Не пришел. Адриан стал обходить стороной тот ряд рынка, над которым развевались вымпелы на кавалерийских пиках. Он не хотел навязываться. А теперь, копаясь в ящиках, наткнулся на фотографию Элиного класса. Пятилетней давности, сделанную за год до окончания школы. На переднем плане сидит на стуле законоучитель, монах, тучный, улыбающийся, с букетом сирени на коленях, две упитанные ученицы скалят зубы, пристроившись у его ног. За священником тесно, чтобы поместиться в кадр, сгрудилась молодежь, а из-за последнего ряда торчит остриженная ежиком голова Гастона Хлебняка, его руки обнимают Элю и ее подружку Аню Ёж. Аню, вроде бы, благодаря ее красоте взяли сниматься в кино. Эля, со своими двумя хвостиками, смотрит строго, между бровями пролегла морщинка — можно подумать, ревнует к той, второй, эффектной и сияющей. Кажется, тогда же она обрезала волосы.

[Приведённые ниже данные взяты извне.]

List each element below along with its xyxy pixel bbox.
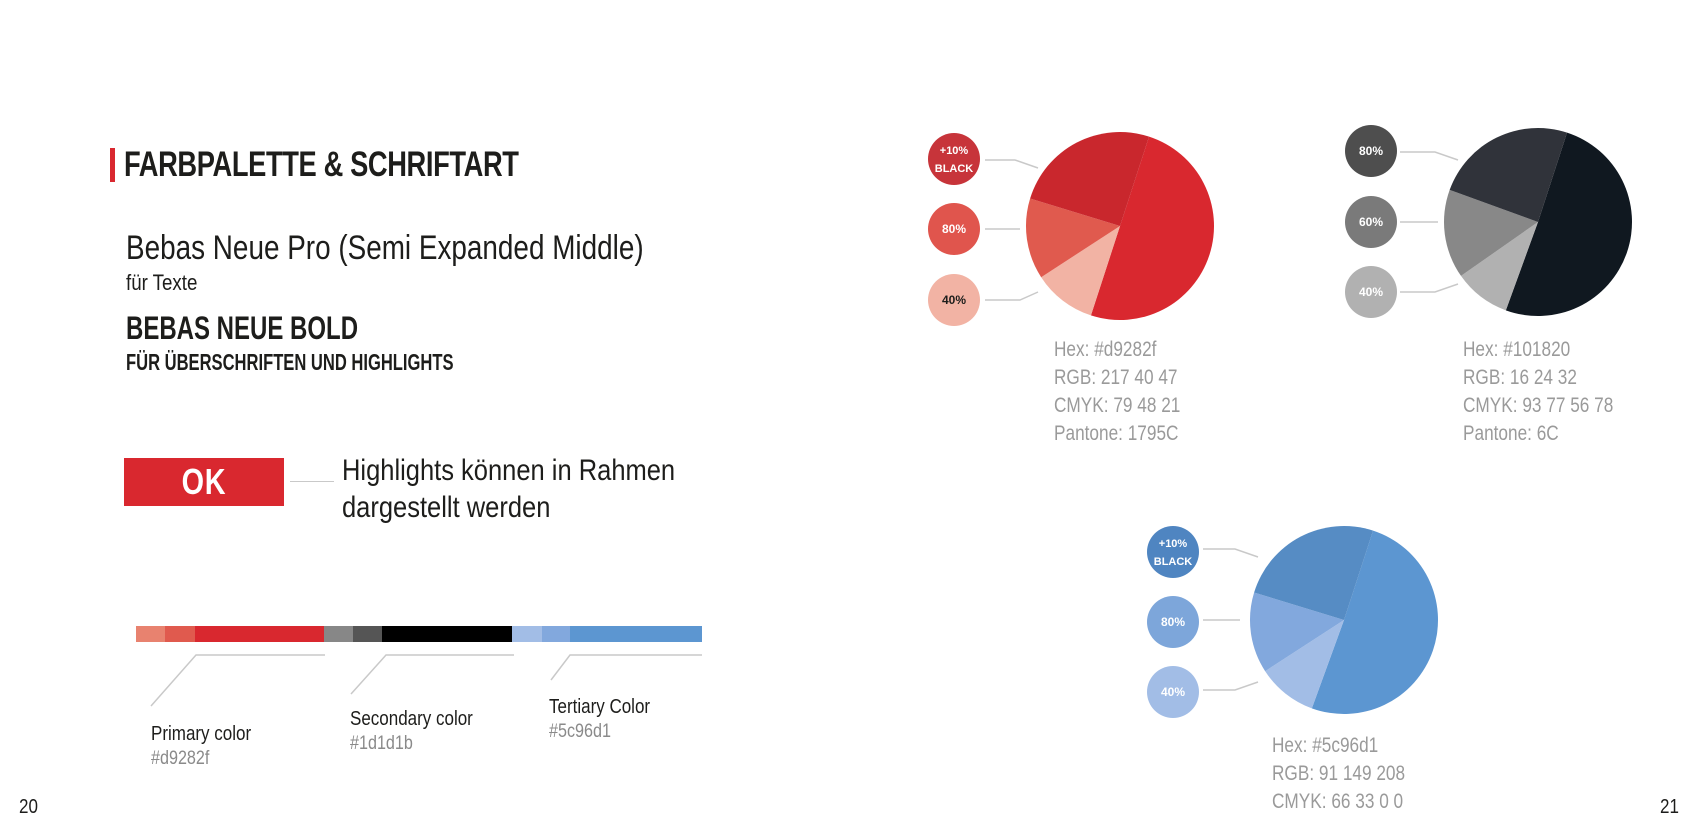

Об этом учителе всегда хорошо отзывались. Почему он не преподает? Демографический спад? Да, в школах проводилась реорганизация, несколько закрыли. А может, невыносимо стало наблюдать, как они уходят, не оглядываясь?

С минуту руки блуждали среди бумаг и записок. Наконец он выхватил ежедневник с логотипом «Химфарма» на кожаной обложке вишневого цвета, где были заметки из поездок и адреса. Что он писал в тот год, когда военное положение застало его в Лозанне? Распихал как попало вещи с пола по ящикам и уселся за кухонный стол.

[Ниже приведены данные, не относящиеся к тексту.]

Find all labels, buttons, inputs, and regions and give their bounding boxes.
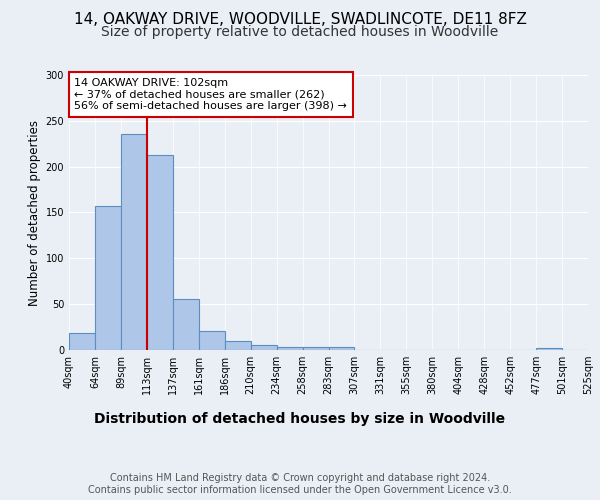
Bar bbox=[225, 341, 251, 350]
Bar bbox=[173, 298, 199, 350]
Text: 14 OAKWAY DRIVE: 102sqm
← 37% of detached houses are smaller (262)
56% of semi-d: 14 OAKWAY DRIVE: 102sqm ← 37% of detache… bbox=[74, 78, 347, 111]
Text: Size of property relative to detached houses in Woodville: Size of property relative to detached ho… bbox=[101, 25, 499, 39]
Bar bbox=[95, 206, 121, 350]
Bar bbox=[536, 348, 562, 350]
Y-axis label: Number of detached properties: Number of detached properties bbox=[28, 120, 41, 306]
Bar bbox=[277, 347, 302, 350]
Bar bbox=[329, 347, 355, 350]
Text: Distribution of detached houses by size in Woodville: Distribution of detached houses by size … bbox=[94, 412, 506, 426]
Bar bbox=[147, 154, 173, 350]
Bar bbox=[251, 346, 277, 350]
Bar bbox=[302, 347, 329, 350]
Bar bbox=[121, 134, 147, 350]
Text: Contains HM Land Registry data © Crown copyright and database right 2024.
Contai: Contains HM Land Registry data © Crown c… bbox=[88, 474, 512, 495]
Bar bbox=[199, 331, 224, 350]
Text: 14, OAKWAY DRIVE, WOODVILLE, SWADLINCOTE, DE11 8FZ: 14, OAKWAY DRIVE, WOODVILLE, SWADLINCOTE… bbox=[74, 12, 526, 28]
Bar bbox=[69, 332, 95, 350]
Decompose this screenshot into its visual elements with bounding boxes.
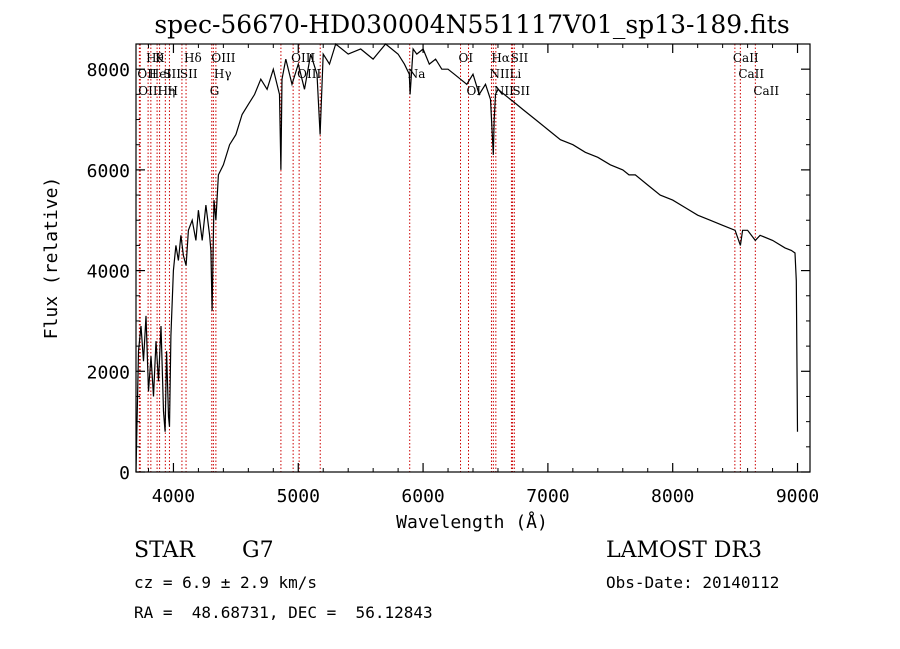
y-tick-label: 2000 (87, 362, 130, 383)
y-tick-label: 6000 (87, 161, 130, 182)
line-marker-label: Hδ (184, 51, 202, 65)
plot-frame (135, 43, 811, 473)
line-marker-label: H (167, 84, 177, 98)
line-marker-label: G (210, 84, 220, 98)
line-marker-label: HeI (149, 67, 172, 81)
line-marker-label: OI (459, 51, 474, 65)
line-marker-label: CaII (738, 67, 764, 81)
coordinates: RA = 48.68731, DEC = 56.12843 (134, 603, 433, 622)
line-marker-label: NII (489, 67, 509, 81)
x-tick-label: 6000 (401, 486, 444, 507)
x-tick-label: 4000 (152, 486, 195, 507)
y-tick-label: 8000 (87, 60, 130, 81)
line-markers (138, 44, 756, 472)
y-axis-label: Flux (relative) (41, 177, 62, 340)
observation-date: Obs-Date: 20140112 (606, 573, 780, 592)
x-tick-label: 8000 (651, 486, 694, 507)
line-marker-label: OI (467, 84, 482, 98)
line-marker-label: SII (512, 84, 530, 98)
line-marker-label: Li (509, 67, 521, 81)
line-marker-label: NII (494, 84, 514, 98)
line-marker-label: OIII (138, 84, 162, 98)
line-marker-label: SII (180, 67, 198, 81)
line-marker-label: Hη (158, 84, 176, 98)
line-marker-label: SII (163, 67, 181, 81)
line-marker-label: OII (137, 67, 157, 81)
survey-name: LAMOST DR3 (606, 538, 762, 563)
line-marker-label: CaII (753, 84, 779, 98)
line-marker-label: CaII (733, 51, 759, 65)
line-marker-label: K (155, 51, 165, 65)
x-tick-label: 5000 (277, 486, 320, 507)
line-marker-label: Na (408, 67, 426, 81)
line-marker-label: Hα (491, 51, 510, 65)
chart-title: spec-56670-HD030004N551117V01_sp13-189.f… (154, 10, 789, 39)
flux-series-line (135, 42, 799, 473)
line-marker-label: OIII (211, 51, 235, 65)
redshift-velocity: cz = 6.9 ± 2.9 km/s (134, 573, 318, 592)
x-axis-ticks: 4000 5000 6000 7000 8000 9000 (147, 44, 819, 507)
line-marker-label: Hθ (146, 51, 164, 65)
object-type: STAR (134, 538, 195, 563)
line-marker-label: SII (511, 51, 529, 65)
line-marker-label: Hγ (214, 67, 232, 81)
y-axis-ticks: 0 2000 4000 6000 8000 (87, 60, 810, 484)
x-tick-label: 9000 (776, 486, 819, 507)
object-subclass: G7 (242, 538, 274, 563)
y-tick-label: 0 (119, 463, 130, 484)
x-tick-label: 7000 (526, 486, 569, 507)
y-tick-label: 4000 (87, 262, 130, 283)
x-axis-label: Wavelength (Å) (396, 511, 548, 533)
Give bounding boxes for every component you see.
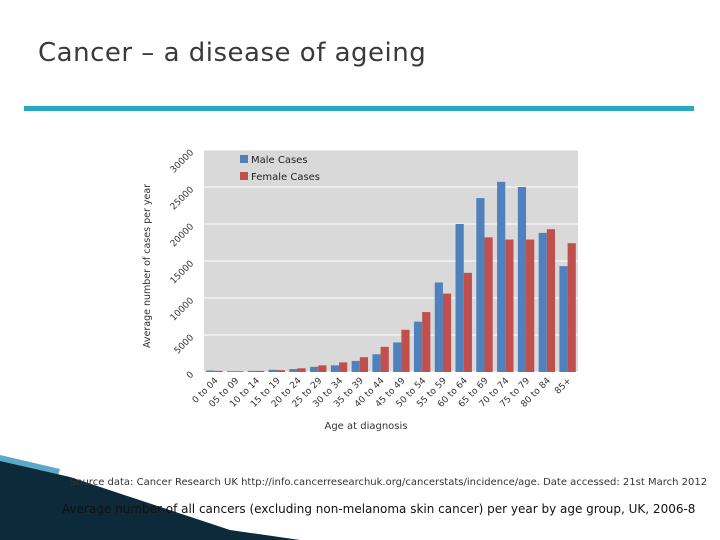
bar-male [226, 371, 236, 372]
bar-male [476, 198, 485, 372]
bar-male [206, 370, 215, 372]
bar-female [546, 229, 556, 372]
bar-female [380, 346, 389, 372]
bar-female [318, 365, 327, 372]
bar-male [393, 342, 402, 372]
y-tick-label: 25000 [169, 185, 197, 213]
y-tick-label: 10000 [169, 296, 197, 324]
y-tick-label: 30000 [169, 148, 197, 176]
chart: 0 5000 10000 15000 20000 25000 30000 0 to 04 05 … [140, 145, 585, 445]
x-tick-label: 85+ [553, 376, 574, 397]
bar-male [351, 360, 360, 372]
legend-label: Male Cases [251, 155, 308, 166]
bar-male [517, 187, 527, 372]
slide-title: Cancer – a disease of ageing [38, 38, 427, 68]
bar-female [339, 362, 348, 372]
bar-male [559, 266, 568, 372]
bar-male [413, 321, 423, 372]
y-axis-label: Average number of cases per year [142, 184, 153, 348]
title-rule [24, 106, 694, 111]
bar-male [247, 370, 256, 372]
y-tick-label: 15000 [169, 259, 197, 287]
bar-female [276, 370, 285, 372]
bar-female [505, 239, 514, 372]
bar-female [359, 357, 369, 372]
legend-label: Female Cases [251, 172, 320, 183]
bar-female [442, 293, 452, 372]
bar-female [567, 243, 576, 372]
bar-male [289, 369, 298, 372]
bar-female [297, 368, 306, 372]
bar-male [310, 366, 319, 372]
bar-female [526, 239, 535, 372]
chart-caption: Average number of all cancers (excluding… [62, 502, 696, 516]
y-tick-label: 20000 [169, 222, 197, 250]
bar-male [372, 354, 381, 372]
bar-male [455, 224, 464, 372]
bar-female [214, 370, 223, 372]
corner-dark-shape [0, 461, 300, 540]
y-tick-label: 5000 [173, 333, 196, 356]
bar-female [422, 312, 431, 372]
y-tick-label: 0 [185, 370, 196, 381]
source-note: Source data: Cancer Research UK http://i… [70, 477, 708, 488]
bar-male [434, 282, 443, 372]
bar-female [484, 237, 493, 372]
bar-female [255, 370, 265, 372]
legend-swatch [240, 155, 248, 163]
bar-male [330, 365, 340, 372]
bar-female [235, 371, 244, 372]
legend-swatch [240, 172, 248, 180]
bar-male [268, 369, 277, 372]
bar-female [463, 272, 472, 372]
x-axis-label: Age at diagnosis [324, 421, 407, 432]
bar-male [497, 181, 506, 372]
bar-male [538, 232, 547, 372]
bar-female [401, 329, 410, 372]
decorative-corner [0, 455, 300, 540]
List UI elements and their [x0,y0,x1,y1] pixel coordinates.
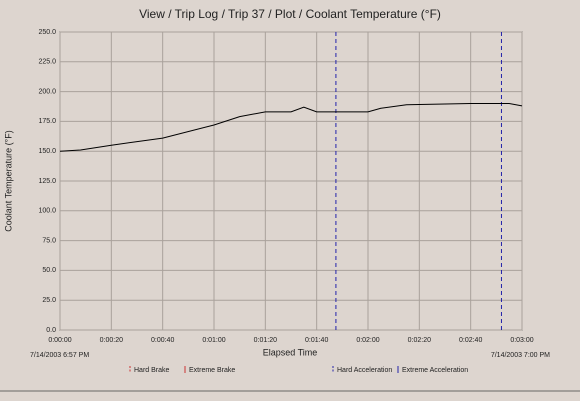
start-time: 7/14/2003 6:57 PM [30,352,89,359]
y-tick-label: 125.0 [38,178,56,185]
x-tick-label: 0:01:20 [254,337,277,344]
x-axis-label: Elapsed Time [263,347,318,357]
x-tick-label: 0:00:40 [151,337,174,344]
chart-title: View / Trip Log / Trip 37 / Plot / Coola… [139,7,441,21]
x-tick-label: 0:01:40 [305,337,328,344]
y-tick-label: 225.0 [38,59,56,66]
y-tick-label: 75.0 [42,237,56,244]
legend-label: Extreme Brake [189,367,235,374]
y-tick-label: 0.0 [46,327,56,334]
data-line [59,103,523,152]
y-tick-label: 175.0 [38,118,56,125]
y-axis-label: Coolant Temperature (°F) [3,130,13,231]
y-tick-label: 100.0 [38,208,56,215]
end-time: 7/14/2003 7:00 PM [491,352,550,359]
y-tick-label: 150.0 [38,148,56,155]
x-tick-label: 0:02:20 [408,337,431,344]
y-tick-label: 25.0 [42,297,56,304]
x-tick-label: 0:00:00 [48,337,71,344]
x-tick-label: 0:03:00 [510,337,533,344]
y-tick-label: 50.0 [42,267,56,274]
y-tick-label: 200.0 [38,88,56,95]
x-tick-label: 0:02:00 [356,337,379,344]
y-tick-label: 250.0 [38,29,56,36]
legend-label: Extreme Acceleration [402,367,468,374]
x-tick-label: 0:02:40 [459,337,482,344]
x-tick-label: 0:00:20 [100,337,123,344]
legend-label: Hard Acceleration [337,367,392,374]
x-tick-label: 0:01:00 [202,337,225,344]
legend-label: Hard Brake [134,367,170,374]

Запись от 24 декабря: «Звонил маме, поздравлял. У них был обыск. Ничего не нашли. Отец Лёнека сообщил, что сына взяли на вокзале — возвращался из Гданьска. На распродаже в „Stubai-Sport“ купил пуховик (произв. Исп.) за полцены, скидка, потому что одна молния испорчена. Она была не испорчена, только закапана чем-то черным, я счистил — и все в порядке. В куртке пошел через заснеженные виноградники к озеру. Мама говорит: не возвращайся. А Лёнек сидит. Я пошел на мой полуостров. Птицы — как будто не зима, со стороны Альп мчатся тучи. Заиндевелые яхты. Жалко, без капюшона».

Это о куртке, распоровшейся под мышкой, но еще сохранившейся.

Он вернулся и только в «интернате» порадовался, что вернулся. Встретились с Лёнеком, побеседовали, и он — на миг, всего на миг — пожалел, что вернулся. Позже уже стало понятно, что, останься он и отправься в Ла-Рошель с химичкой, с которой познакомился в лаборатории в Лозанне, никогда бы не встретил Рену, стоявшую в очереди за ветчиной в соседней лавке. Стояла на морозе с двумя детьми в коляске, хромающей на все четыре колеса. Потом. Потом до того. До того и после. Он не очень-то хорошо обошелся с девушкой из Ла-Рошели. Она могла бы стать его женой. Зато потом он делал все, чтобы было хорошо Рене, чужой жене. А потом Рена решила, что нужна больному Млыновичу, ее венчанному мужу, потому что до того… Ну а теперь, теперь, когда он один, отправил ли он письмо Ивонне из Ла-Рошели, из предпрошедшего времени брюнетке с острым взглядом птичьих глаз? Она пела что-то из репертуара Адамо — «Падает снег, безучастно кружась…» — прекрасный, прекрасный у нее был голос, и улыбка тоже милая. Как раз в ежедневнике, оправленном в вишневую кожу, должен быть ее адрес. Проверил — не было, из списка после календаря не хватало нескольких страниц. Как это вышло? Забыл. Сам вырвал, чтобы следователи не заполучили нежелательных адресов? Следователи вырвали, потому что им понадобились какие-то адреса?